= 1977 Fijian constitutional crisis =

First major challenge to Fiji's democratic institutions

Fiji's parliamentary election of March 1977 precipitated a constitutional crisis, which was the first major challenge to the country's democratic institutions since independence in 1970.

Politics in the years before and after independence had been dominated by the conflicting interests of the ethnic Fijian and Indo-Fijian communities. At that time, Indo-Fijians slightly outnumbered ethnic Fijians, but by holding a virtual monopoly of the ethnic Fijian vote and by making significant inroads into the Indo-Fijian electorate (taking almost a quarter of their votes in the election of 1972), Ratu Sir Kamisese Mara's Alliance Party had maintained its grip on power. A split in the indigenous vote in 1977, however, resulted in a narrow win for the Indo-Fijian-dominated National Federation Party (NFP).

Sidiq Koya, the NFP leader, was expected to become Prime Minister.

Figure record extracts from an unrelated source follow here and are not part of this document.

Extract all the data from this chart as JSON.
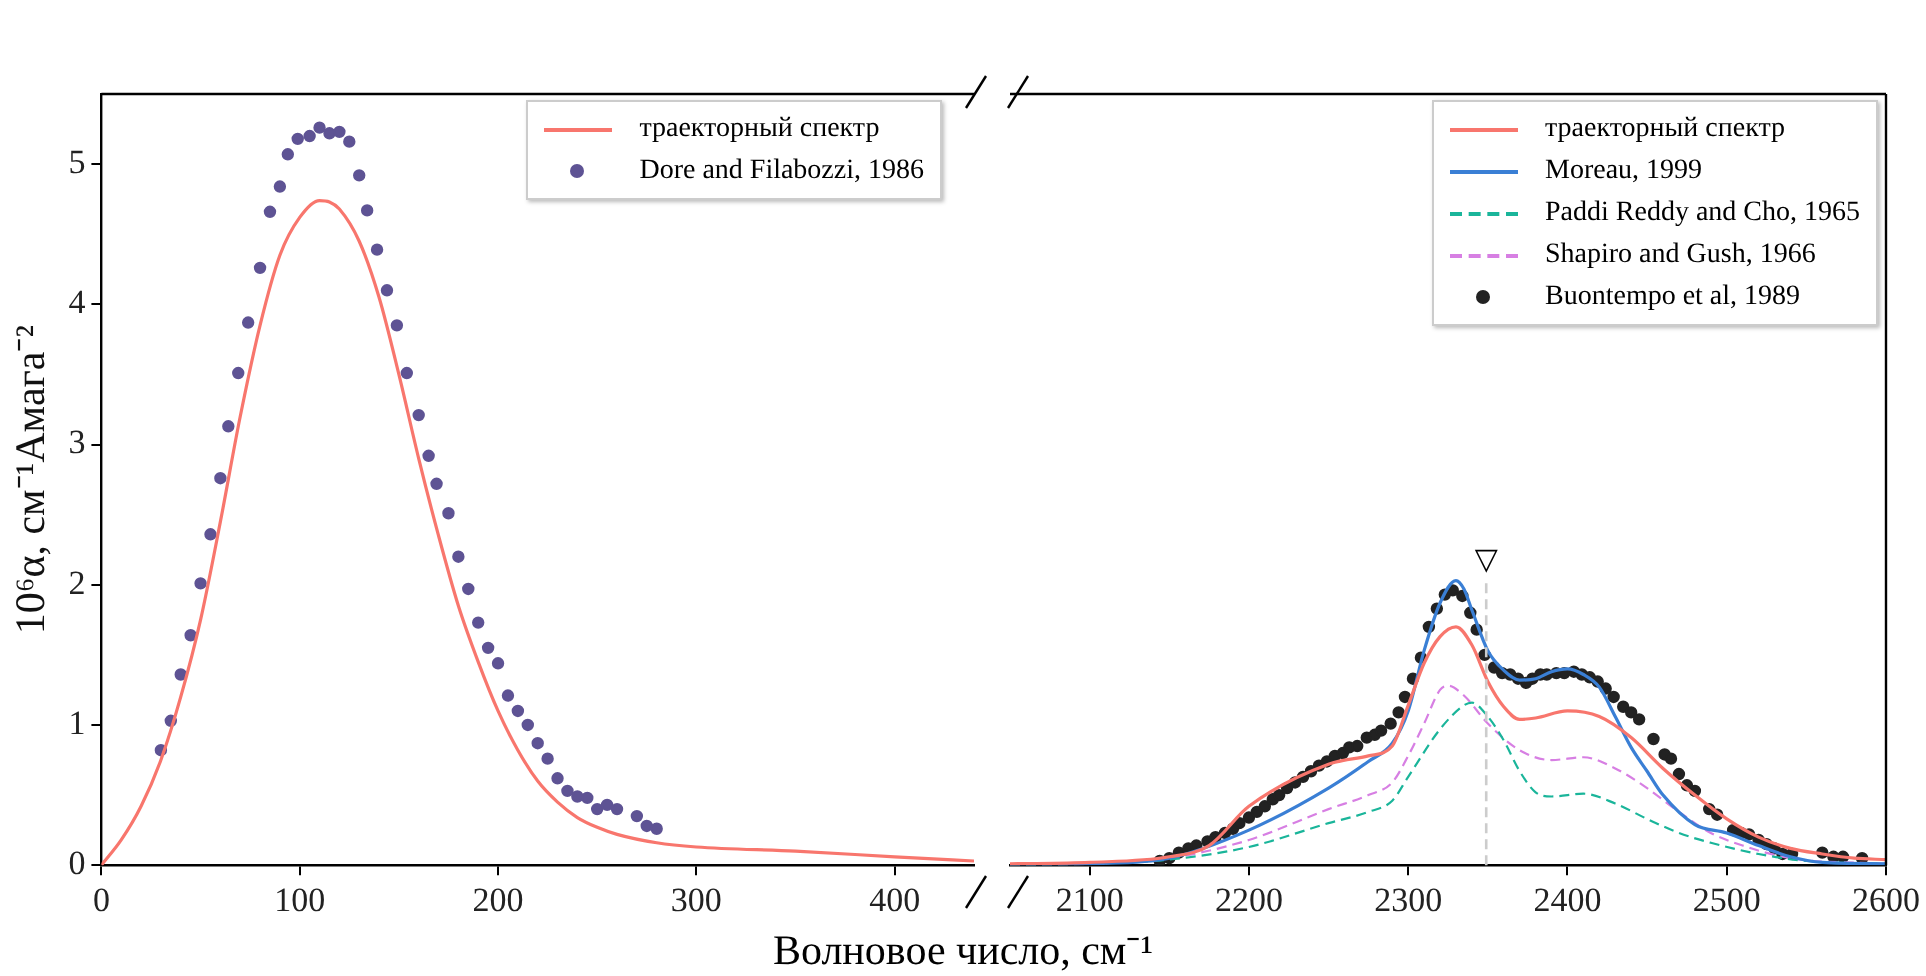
{
  "chart_data": [
    {
      "type": "line",
      "ylabel": "10⁶α, см⁻¹Амага⁻²",
      "xlabel": "Волновое число, см⁻¹",
      "xlim": [
        0,
        440
      ],
      "xticks": [
        0,
        100,
        200,
        300,
        400
      ],
      "ylim": [
        0,
        5.5
      ],
      "yticks": [
        0,
        1,
        2,
        3,
        4,
        5
      ],
      "legend": "top right",
      "series": [
        {
          "name": "траекторный спектр",
          "color": "#f8766d",
          "x": [
            0,
            10,
            20,
            30,
            40,
            50,
            60,
            70,
            80,
            90,
            100,
            110,
            115,
            120,
            130,
            140,
            150,
            160,
            170,
            180,
            190,
            200,
            210,
            220,
            230,
            240,
            250,
            260,
            280,
            300,
            350,
            400,
            440
          ],
          "values": [
            0,
            0.18,
            0.42,
            0.75,
            1.2,
            1.75,
            2.45,
            3.2,
            3.85,
            4.35,
            4.62,
            4.74,
            4.73,
            4.68,
            4.45,
            4.05,
            3.5,
            2.9,
            2.35,
            1.85,
            1.45,
            1.1,
            0.82,
            0.6,
            0.45,
            0.34,
            0.27,
            0.22,
            0.16,
            0.13,
            0.1,
            0.06,
            0.03
          ]
        },
        {
          "name": "Dore and Filabozzi, 1986",
          "type": "scatter",
          "marker": "circle",
          "color": "#5e5394",
          "x": [
            30,
            35,
            40,
            45,
            50,
            55,
            60,
            64,
            69,
            74,
            80,
            85,
            90,
            94,
            99,
            105,
            110,
            115,
            120,
            125,
            130,
            134,
            139,
            144,
            149,
            154,
            160,
            165,
            169,
            175,
            180,
            185,
            190,
            195,
            200,
            205,
            210,
            215,
            220,
            225,
            230,
            235,
            240,
            245,
            250,
            255,
            260,
            270,
            275,
            280
          ],
          "values": [
            0.82,
            1.03,
            1.36,
            1.64,
            2.01,
            2.36,
            2.76,
            3.13,
            3.51,
            3.87,
            4.26,
            4.66,
            4.84,
            5.07,
            5.18,
            5.2,
            5.26,
            5.22,
            5.23,
            5.16,
            4.92,
            4.67,
            4.39,
            4.1,
            3.85,
            3.51,
            3.21,
            2.92,
            2.72,
            2.51,
            2.2,
            1.97,
            1.73,
            1.55,
            1.44,
            1.21,
            1.1,
            1.0,
            0.87,
            0.76,
            0.62,
            0.53,
            0.49,
            0.48,
            0.4,
            0.43,
            0.4,
            0.35,
            0.28,
            0.26
          ]
        }
      ]
    },
    {
      "type": "line",
      "xlim": [
        2050,
        2600
      ],
      "xticks": [
        2100,
        2200,
        2300,
        2400,
        2500,
        2600
      ],
      "ylim": [
        0,
        5.5
      ],
      "yticks": [
        0,
        1,
        2,
        3,
        4,
        5
      ],
      "tick_labels": "x",
      "legend": "top right",
      "ref_lines": [
        {
          "axis": "x",
          "value": 2349,
          "label": "▽",
          "color": "#cccccc",
          "line_style": "dashed"
        }
      ],
      "series": [
        {
          "name": "траекторный спектр",
          "color": "#f8766d",
          "x": [
            2050,
            2100,
            2150,
            2175,
            2200,
            2250,
            2275,
            2290,
            2300,
            2310,
            2320,
            2330,
            2340,
            2350,
            2360,
            2370,
            2380,
            2400,
            2420,
            2440,
            2460,
            2480,
            2500,
            2520,
            2540,
            2560,
            2580,
            2600
          ],
          "values": [
            0.01,
            0.02,
            0.06,
            0.14,
            0.42,
            0.72,
            0.78,
            0.85,
            1.14,
            1.44,
            1.63,
            1.7,
            1.57,
            1.31,
            1.13,
            1.04,
            1.05,
            1.1,
            1.06,
            0.91,
            0.69,
            0.5,
            0.33,
            0.2,
            0.12,
            0.08,
            0.05,
            0.04
          ]
        },
        {
          "name": "Moreau, 1999",
          "color": "#3a7fd5",
          "x": [
            2050,
            2100,
            2150,
            2200,
            2250,
            2275,
            2290,
            2300,
            2310,
            2320,
            2330,
            2335,
            2340,
            2350,
            2360,
            2370,
            2380,
            2390,
            2400,
            2410,
            2420,
            2430,
            2440,
            2450,
            2460,
            2480,
            2500,
            2520,
            2540,
            2560,
            2600
          ],
          "values": [
            0,
            0.01,
            0.05,
            0.25,
            0.55,
            0.74,
            0.87,
            1.1,
            1.53,
            1.87,
            2.03,
            1.97,
            1.82,
            1.53,
            1.39,
            1.32,
            1.33,
            1.38,
            1.4,
            1.36,
            1.27,
            1.06,
            0.84,
            0.67,
            0.5,
            0.29,
            0.23,
            0.14,
            0.06,
            0.02,
            0.01
          ]
        },
        {
          "name": "Paddi Reddy and Cho, 1965",
          "color": "#1ab59a",
          "line_style": "dashed",
          "x": [
            2050,
            2100,
            2150,
            2200,
            2250,
            2275,
            2290,
            2300,
            2320,
            2335,
            2340,
            2350,
            2360,
            2370,
            2380,
            2390,
            2410,
            2430,
            2450,
            2470,
            2490,
            2520,
            2550,
            2600
          ],
          "values": [
            0,
            0.01,
            0.04,
            0.13,
            0.3,
            0.38,
            0.46,
            0.63,
            0.97,
            1.14,
            1.16,
            1.06,
            0.89,
            0.67,
            0.52,
            0.49,
            0.51,
            0.44,
            0.33,
            0.23,
            0.16,
            0.08,
            0.03,
            0.01
          ]
        },
        {
          "name": "Shapiro and Gush, 1966",
          "color": "#d77fe3",
          "line_style": "dashed",
          "x": [
            2050,
            2100,
            2150,
            2200,
            2250,
            2275,
            2290,
            2300,
            2310,
            2320,
            2325,
            2335,
            2350,
            2370,
            2390,
            2410,
            2430,
            2450,
            2470,
            2490,
            2510,
            2540,
            2600
          ],
          "values": [
            0,
            0.01,
            0.05,
            0.18,
            0.4,
            0.5,
            0.59,
            0.78,
            1.01,
            1.25,
            1.28,
            1.21,
            1.01,
            0.82,
            0.75,
            0.77,
            0.69,
            0.55,
            0.38,
            0.23,
            0.14,
            0.05,
            0.01
          ]
        },
        {
          "name": "Buontempo et al, 1989",
          "type": "scatter",
          "marker": "circle",
          "color": "#222222",
          "x": [
            2144,
            2150,
            2156,
            2162,
            2167,
            2174,
            2179,
            2185,
            2190,
            2194,
            2200,
            2205,
            2210,
            2215,
            2219,
            2224,
            2229,
            2234,
            2239,
            2244,
            2249,
            2254,
            2259,
            2263,
            2268,
            2274,
            2279,
            2283,
            2289,
            2294,
            2298,
            2303,
            2308,
            2313,
            2318,
            2323,
            2328,
            2334,
            2339,
            2343,
            2348,
            2354,
            2359,
            2364,
            2369,
            2374,
            2378,
            2383,
            2387,
            2393,
            2398,
            2404,
            2409,
            2414,
            2419,
            2424,
            2429,
            2435,
            2440,
            2445,
            2454,
            2461,
            2465,
            2470,
            2475,
            2480,
            2489,
            2494,
            2504,
            2509,
            2514,
            2520,
            2525,
            2530,
            2535,
            2541,
            2560,
            2567,
            2573,
            2585
          ],
          "values": [
            0.03,
            0.05,
            0.09,
            0.12,
            0.14,
            0.17,
            0.2,
            0.23,
            0.26,
            0.3,
            0.34,
            0.38,
            0.42,
            0.47,
            0.5,
            0.55,
            0.59,
            0.63,
            0.67,
            0.71,
            0.74,
            0.78,
            0.8,
            0.84,
            0.85,
            0.91,
            0.93,
            0.96,
            1.01,
            1.09,
            1.2,
            1.33,
            1.48,
            1.7,
            1.83,
            1.93,
            1.96,
            1.92,
            1.8,
            1.68,
            1.5,
            1.41,
            1.37,
            1.36,
            1.33,
            1.3,
            1.33,
            1.36,
            1.36,
            1.37,
            1.37,
            1.38,
            1.36,
            1.34,
            1.31,
            1.26,
            1.2,
            1.13,
            1.09,
            1.04,
            0.9,
            0.79,
            0.76,
            0.65,
            0.57,
            0.53,
            0.4,
            0.36,
            0.25,
            0.23,
            0.22,
            0.18,
            0.15,
            0.12,
            0.08,
            0.08,
            0.09,
            0.06,
            0.06,
            0.05
          ]
        }
      ]
    }
  ]
}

Instead, the Governor-General, Ratu Sir George Cakobau, called on Mara to form a caretaker government, pending new elections scheduled for September. The events that led to his decision, and his reasons for it, are still mired in controversy, with different parties involved telling different versions of the situation, and conspiracy theories have abounded. What is known is that a leadership struggle immediately following the election seriously fractured the NFP. It failed to name a Cabinet for three days, and a crisis began to develop. A prominent NFP parliamentarian, Jai Ram Reddy, wondered aloud on national radio whether his party was ready to form a government, and whether it would in fact be able to do so. Ratu Mara claimed in his 1996 autobiography, The Pacific Way, that NFP politicians had approached him and asked him to remain in office, but with an NFP Cabinet; he claimed to have refused.

Some accused Jai Ram Reddy of sabotaging the formation of a government in order to challenge Koya for the leadership of the party, which he did successfully once NFP had been divided and Koya had been weakened in support. Other possible traitors within the NFP were also named. Fiji Labour Party leader Mahendra Chaudhry claimed in his 2004 book, "Children of the Indus", that parliamentarians Chand Ramrakha and Irene Jai Narayan had betrayed their own leader by telling the Governor-General that not all NFP caucus members would support Koya for Prime Minister. "There is also some basis to the story that Karam Ramrakha and Irene Jai Narayan had informed Ratu Sir George secretly that Koya did not enjoy the support of all NFP parliamentarians. Regrettably, at the hour of his triumph Koya had been stabbed in the back by his own people," he wrote. Ramrakha, now a lawyer based in Sydney, Australia, sued for defamation, saying that the claim was false and had damaged his reputation but was unsuccessful.

Others, both in Fiji and abroad, accused the Governor-General, a high chief in the Fijian chiefly hierarchy, of deliberate bias, and took his usurping of a popular election to preserve the government of his fellow-chief (and distant cousin), Ratu Mara, as an indication that the indigenous Fijian elite would not tolerate an Indo-Fijian-led government. Proponents of this theory point to the coups of 1987 and of 2000, both of which toppled governments dominated or led by Indo-Fijians, as evidence of their belief. Whether this controversial opinion is true or not, few doubt that Ratu Sir George Cakobau was pleased to be able to reappoint the government dominated by indigenous Fijians.

In a public statement, Ratu Sir George Cakobau defended his actions thus:

In the recent general election, the people of Fiji did not give a clear mandate to either of the major political parties. It therefore became the duty of the Governor-General under the Constitution to appoint as Prime Minister the Member of the House of Representatives who appeared to him best able to command the support of the majority of the Members of the House. The Governor-General has not been able to act sooner as it was not until this afternoon that he was informed who had been elected leader of the National Federation Party. The Governor-General, after taking all relevant circumstances into account, has come to the firm conclusion that the person best able to command support of the majority of the Members is the Leader of the Alliance Party, Ratu Sir Kamisese Mara. In compliance with the Constitution and acting in his own deliberate judgment the Governor-General has accordingly appointed Ratu Sir Kamisese as Prime Minister.

The September election called to resolve the impasse resulted in a landslide win for the Fijian Alliance, which remained in power for another decade.